然后那个表情被放到位地板上。 &S::x;
未使用 ODR。 [basic.def.odr]
第 3 段的变体如下(粗体强调我的):
A variable
x
whose name appears as a potentially-evaluated expressionex
is odr-used byex
unless applying the lvalue-to-rvalue conversion tox
yields a constant expression that does not invoke any non-trivial functions and, ifx
is an object,ex
is an element of the set of potential results of an expressione
, where either the lvalue-to-rvalue conversion is applied toe
, ore
is a discarded-value expression.
[expr]
部分第 11 段介绍了丢弃值表达式的概念:
In some contexts, an expression only appears for its side effects.
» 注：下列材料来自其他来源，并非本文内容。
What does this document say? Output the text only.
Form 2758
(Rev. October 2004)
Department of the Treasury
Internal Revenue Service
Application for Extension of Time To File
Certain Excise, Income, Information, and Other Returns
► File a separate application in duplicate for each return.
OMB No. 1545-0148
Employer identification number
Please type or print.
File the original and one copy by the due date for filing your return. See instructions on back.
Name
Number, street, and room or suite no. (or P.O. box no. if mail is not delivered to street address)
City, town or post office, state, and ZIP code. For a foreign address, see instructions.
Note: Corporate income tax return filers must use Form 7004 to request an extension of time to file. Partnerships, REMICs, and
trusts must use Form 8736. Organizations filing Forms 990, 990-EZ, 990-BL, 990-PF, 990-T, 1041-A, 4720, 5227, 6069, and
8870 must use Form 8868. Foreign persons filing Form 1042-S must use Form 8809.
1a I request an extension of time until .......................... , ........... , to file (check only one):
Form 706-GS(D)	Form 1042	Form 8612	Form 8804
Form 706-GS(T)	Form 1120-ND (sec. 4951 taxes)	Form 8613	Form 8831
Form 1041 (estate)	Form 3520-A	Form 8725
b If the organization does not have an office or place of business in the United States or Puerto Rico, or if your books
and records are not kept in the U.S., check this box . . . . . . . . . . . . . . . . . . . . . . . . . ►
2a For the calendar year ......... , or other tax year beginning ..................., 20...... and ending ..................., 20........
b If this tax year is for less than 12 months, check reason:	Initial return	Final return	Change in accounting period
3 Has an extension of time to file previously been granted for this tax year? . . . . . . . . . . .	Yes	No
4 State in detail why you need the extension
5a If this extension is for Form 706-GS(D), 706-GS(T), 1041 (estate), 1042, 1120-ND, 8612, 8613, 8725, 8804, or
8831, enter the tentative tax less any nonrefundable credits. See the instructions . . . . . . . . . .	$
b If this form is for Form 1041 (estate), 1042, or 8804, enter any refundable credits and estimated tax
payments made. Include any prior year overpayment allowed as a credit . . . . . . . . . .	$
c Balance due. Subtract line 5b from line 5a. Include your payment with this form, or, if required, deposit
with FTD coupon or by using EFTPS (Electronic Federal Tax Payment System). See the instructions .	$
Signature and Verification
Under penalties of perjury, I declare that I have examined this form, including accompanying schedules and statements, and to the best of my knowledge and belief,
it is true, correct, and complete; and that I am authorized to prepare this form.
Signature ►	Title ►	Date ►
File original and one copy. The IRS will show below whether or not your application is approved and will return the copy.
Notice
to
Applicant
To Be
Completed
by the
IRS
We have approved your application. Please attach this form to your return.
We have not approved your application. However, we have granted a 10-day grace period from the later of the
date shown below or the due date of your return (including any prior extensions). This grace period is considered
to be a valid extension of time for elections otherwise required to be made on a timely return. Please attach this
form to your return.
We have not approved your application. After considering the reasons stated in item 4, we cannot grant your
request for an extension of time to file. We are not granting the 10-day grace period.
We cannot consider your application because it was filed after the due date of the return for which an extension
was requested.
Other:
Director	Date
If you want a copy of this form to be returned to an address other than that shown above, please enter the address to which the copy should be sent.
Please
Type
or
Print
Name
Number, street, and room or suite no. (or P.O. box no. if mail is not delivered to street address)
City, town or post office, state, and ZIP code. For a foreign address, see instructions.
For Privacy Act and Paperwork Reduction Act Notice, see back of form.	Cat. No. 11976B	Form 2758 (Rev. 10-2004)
Such an expression is called a discarded-value expression. The expression is evaluated and its value is discarded. The array-to-pointer and function- to-pointer standard conversions are not applied. The lvalue-to-rvalue conversion is applied if and only if the expression is a glvalue of volatile-qualified type and it is one of the following:
- ( expression ), where expression is one of these expressions,
- id-expression,
- subscripting,
- class member access,
- indirection,
- pointer-to-member operation,
- conditional expression where both the second and the third operands are one of these expressions, or
- comma expression where the right operand is one of these expressions.
语句&S::x;
是一个弃值表达式,不需要左值到右值的转换,所以没有什么可以转换的。该声明也可能不存在,因此就 ODR 使用而言不存在。
可以通过将 S::x
限定为 volatile
而不是 const
并尝试将 S::x
降到最低位来更改此指标:
struct S { static volatile int x; };
void f() { S::x; } // This discarded-value expression does odr-use S::x
int main(){
f();
}
上面的代码使用 --std=c++03
使用 GNU 的 C++ compiler/linker 编译(但带有关于丢弃表达式的警告),但使用 --std=c++11
或更高版本无法 compile/link。 C++11 添加了很多关于 C++ 抽象机工作的内容。尽管 S::x;
仍然是一个废弃的值表达式,但 S::x
现在是易变的,需要编译器在将结果放到位层之前应用左值到右值的转换。
将上面的 S::x
更改为 &S::x
,程序再次编译(但再次出现关于丢弃表达式的警告)。尽管 S::x
是可变的,但它的地址不是。
But why doesn't the linker emit an error about the undefined variable S::x, as it does in the code below?
因为简直优化掉了!结果从未使用且没有副作用的表达式将被忽略。并且不能链接被忽略的内容。根本没有引用该变量的代码,即使它的地址已被获取但随后未被使用。
如您的 wandbox 示例所示,编译器发出正确的诊断信息: "expression result unused"。
未使用的代码以后不会导致链接器错误 ;)
您的第二个示例使用值( var 的地址),因此需要计算表达式。这会向链接器发出代码,其中无法在任何地方找到地址符号。